Many birds travel in flocks, sometimes migrating over thousands of miles. But how do the birds decide who will lead the way? Researchers at Oxford University, reporting in the journal Current Biology, can offer new insight based on studies in homing pigeons. For pigeons, it seems, leadership is largely a question of speed.

'This changes our understanding of how the flocks are structured and why flocks of this species have consistent leadership hierarchies,' says co-author Dr Dora Biro of the Department of Zoology at Oxford.

In the study, researchers compared pigeons' influence over flock direction to their solo flight characteristics – including speed. They found that faster birds showed a strong tendency to take the lead in flock flights, regardless of their navigational ability.

However, the researchers also found that leadership experience led to improved homing efficiency in the faster pigeons, with the slower pigeons paying less attention to the landscape below them as they attempted to keep up.

'Some birds are naturally faster and consistently get to the front, where they end up doing more of the navigation, which means on future flights they know the way better,' says Dr Biro. 'You can compare this to a "passenger-driver" type of effect – drivers in a car have to pay attention, while passengers are often unable to recall the route they were driven along, especially if they remained passive in the navigation process.'

In their experiment, which took place in Oxfordshire and involved 40 pigeons tagged with GPS devices, the researchers first released each bird individually and measured its speed and homing efficiency. They then released four flocks of 10 birds each and noted which birds took the lead. Finally, the researchers conducted a further round of solo flights to find out whether leadership experience had improved a bird's efficiency.

'Our results demonstrate a consequence of group movement that hasn't been documented before – that leaders learn more effectively than followers during collective travel,' says lead author Benjamin Pettit, who recently completed his DPhil in the Department of Zoology. 'Furthermore, a pigeon's degree of leadership correlated with the speed rather than the straightness of its preceding solo flight. We therefore demonstrate that both leadership and learning during group flights can be predicted from inherent, consistent individual differences – in this case, speed.'

Previous studies have shown that flock leadership is unrelated to social dominance. Nor does giving followers extra training flights promote them to a position of leadership. The new findings offer a simple explanation for the phenomenon of leadership in birds, with important implications for how spatial knowledge is generated and retained in navigating flocks.

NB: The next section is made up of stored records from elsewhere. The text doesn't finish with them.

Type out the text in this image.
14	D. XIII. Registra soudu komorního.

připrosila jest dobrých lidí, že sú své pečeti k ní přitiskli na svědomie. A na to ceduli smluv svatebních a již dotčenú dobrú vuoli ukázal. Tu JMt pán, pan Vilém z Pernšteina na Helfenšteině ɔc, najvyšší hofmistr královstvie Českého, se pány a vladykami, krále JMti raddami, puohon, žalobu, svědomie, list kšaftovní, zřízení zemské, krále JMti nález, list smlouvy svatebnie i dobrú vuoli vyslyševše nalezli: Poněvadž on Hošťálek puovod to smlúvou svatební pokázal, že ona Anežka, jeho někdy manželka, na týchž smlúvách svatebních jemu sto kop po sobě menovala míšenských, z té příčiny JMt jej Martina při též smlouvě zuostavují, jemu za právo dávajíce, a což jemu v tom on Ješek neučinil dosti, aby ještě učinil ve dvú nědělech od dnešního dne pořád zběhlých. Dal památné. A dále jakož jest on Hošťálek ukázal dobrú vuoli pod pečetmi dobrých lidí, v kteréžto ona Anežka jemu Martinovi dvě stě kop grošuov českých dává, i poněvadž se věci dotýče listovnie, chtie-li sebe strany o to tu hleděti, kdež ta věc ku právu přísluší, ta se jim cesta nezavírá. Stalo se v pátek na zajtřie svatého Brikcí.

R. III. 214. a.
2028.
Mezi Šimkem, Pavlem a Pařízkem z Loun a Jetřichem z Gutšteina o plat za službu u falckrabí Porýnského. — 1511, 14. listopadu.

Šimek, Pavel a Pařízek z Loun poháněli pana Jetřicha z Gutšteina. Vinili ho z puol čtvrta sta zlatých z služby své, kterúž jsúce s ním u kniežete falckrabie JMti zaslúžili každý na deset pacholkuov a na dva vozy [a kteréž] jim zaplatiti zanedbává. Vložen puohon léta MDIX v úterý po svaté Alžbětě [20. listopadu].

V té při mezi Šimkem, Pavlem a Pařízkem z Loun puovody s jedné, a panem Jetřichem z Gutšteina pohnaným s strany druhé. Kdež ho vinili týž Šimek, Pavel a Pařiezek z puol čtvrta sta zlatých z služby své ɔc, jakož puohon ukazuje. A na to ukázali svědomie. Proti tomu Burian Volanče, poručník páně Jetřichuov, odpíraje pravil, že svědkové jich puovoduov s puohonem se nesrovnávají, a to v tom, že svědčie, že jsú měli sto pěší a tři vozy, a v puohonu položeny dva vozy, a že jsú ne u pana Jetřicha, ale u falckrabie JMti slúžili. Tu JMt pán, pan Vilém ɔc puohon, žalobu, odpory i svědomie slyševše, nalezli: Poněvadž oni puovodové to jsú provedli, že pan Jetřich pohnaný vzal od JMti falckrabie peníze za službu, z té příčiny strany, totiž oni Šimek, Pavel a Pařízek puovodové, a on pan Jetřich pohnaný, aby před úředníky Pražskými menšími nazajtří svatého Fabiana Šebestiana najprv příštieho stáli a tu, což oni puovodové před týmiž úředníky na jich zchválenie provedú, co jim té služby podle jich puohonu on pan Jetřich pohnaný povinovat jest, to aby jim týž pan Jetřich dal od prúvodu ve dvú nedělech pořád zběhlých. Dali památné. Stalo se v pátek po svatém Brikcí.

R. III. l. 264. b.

While many birds travel in flocks, homing pigeons are domestic and more easily studied than most. 'We can control the composition of the flocks and the starting points for their homeward journeys,' says Pettit. 'We also have a good understanding of their individual spatial cognition, in particular how their homing routes develop over repeated flights in the same area.'

Recent developments in sensor technology have made it possible to explore with precision how pigeon flocks are coordinated. The latest GPS loggers allowed the researchers to track not only the birds' overall routes, but also the sub-second time delays with which they react to each other while flying as a flock.

'Our findings broaden the range of species and situations in which we would expect to see leadership and explain how leadership and competence can naturally come to correlate,' says Pettit.

The study was also co-authored by Zsuzsa Ákos and Tamás Vicsek of Eötvös University, Hungary. The research was supported by the Royal Society, the Biotechnology and Biological Sciences Research Council, and the European Research Council.